1948年に発見された歴史のある彗星です。彗星名のカナ表記はブレが大きく、ウィルタネン、ビルタネン、ワータネンなどと表記されています。過去の文献ではビルターネン、ウイルターネンなどの表記も見られます。
私が初めて見たのは2008年の出現でした。光害の強い夕空での出現で、あまり良く見えた印象はありません。9等級の小彗星として見えただけです。5個の私の観測からはH20=9.3の標準等級が得られました。COBSの報告値ではもう少し明るく、8等台の報告も多かったようですが、集光度はDC=3~4と拡散気味でした。

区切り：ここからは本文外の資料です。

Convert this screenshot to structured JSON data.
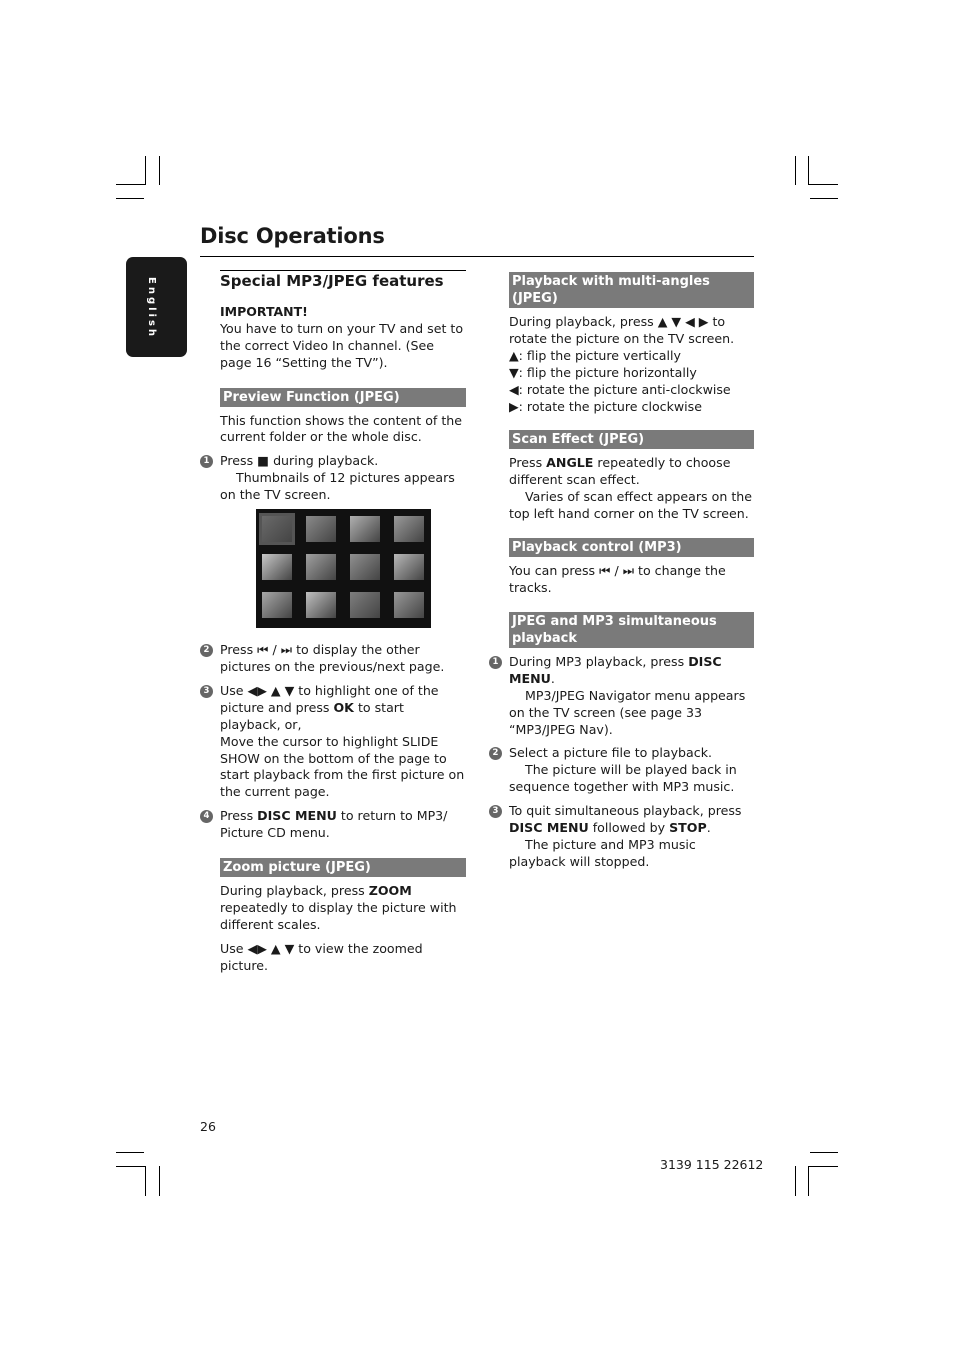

2013年の出現は、太陽の向こう側にあったため、地上からはほとんど見ることが出来ませんでした。
2018年の出現では12月に近日点を通過し、地球に0.07auまで大接近しました。この彗星としては発見以来最高の観測条件で、前後100年を見渡してもこれ以上の接近はありませんでした。
11月初旬にはまだ夕方の南の低空にあり、拡散した9等以下の淡い姿でしたが、急速に北上し、12月中旬には天頂付近で見上げることになりました。肉眼では4等級程度のかすかな姿でしたが、双眼鏡では拡散した大きなコマがわかりました。接近前は、小彗星が大きく見えるだけの平凡な姿かと思い期待していませんでしたが、望遠鏡で中心部をじっくり観察すると、コマの中に小さな尾が伸びる面白い姿を楽しめました。
接近後は夕空にまわり、さらに拡散したため、私の観測は2月の9等が最後になってしまいました。実はその後も1~2回眺めましたが、天候が悪くなってしまいました。
今後、2024年の回帰は太陽の向こう側で見ることはできません。2029年の回帰では10月に近日点を通過し、夜明け前の空に10等級程度で見られるかもしれません。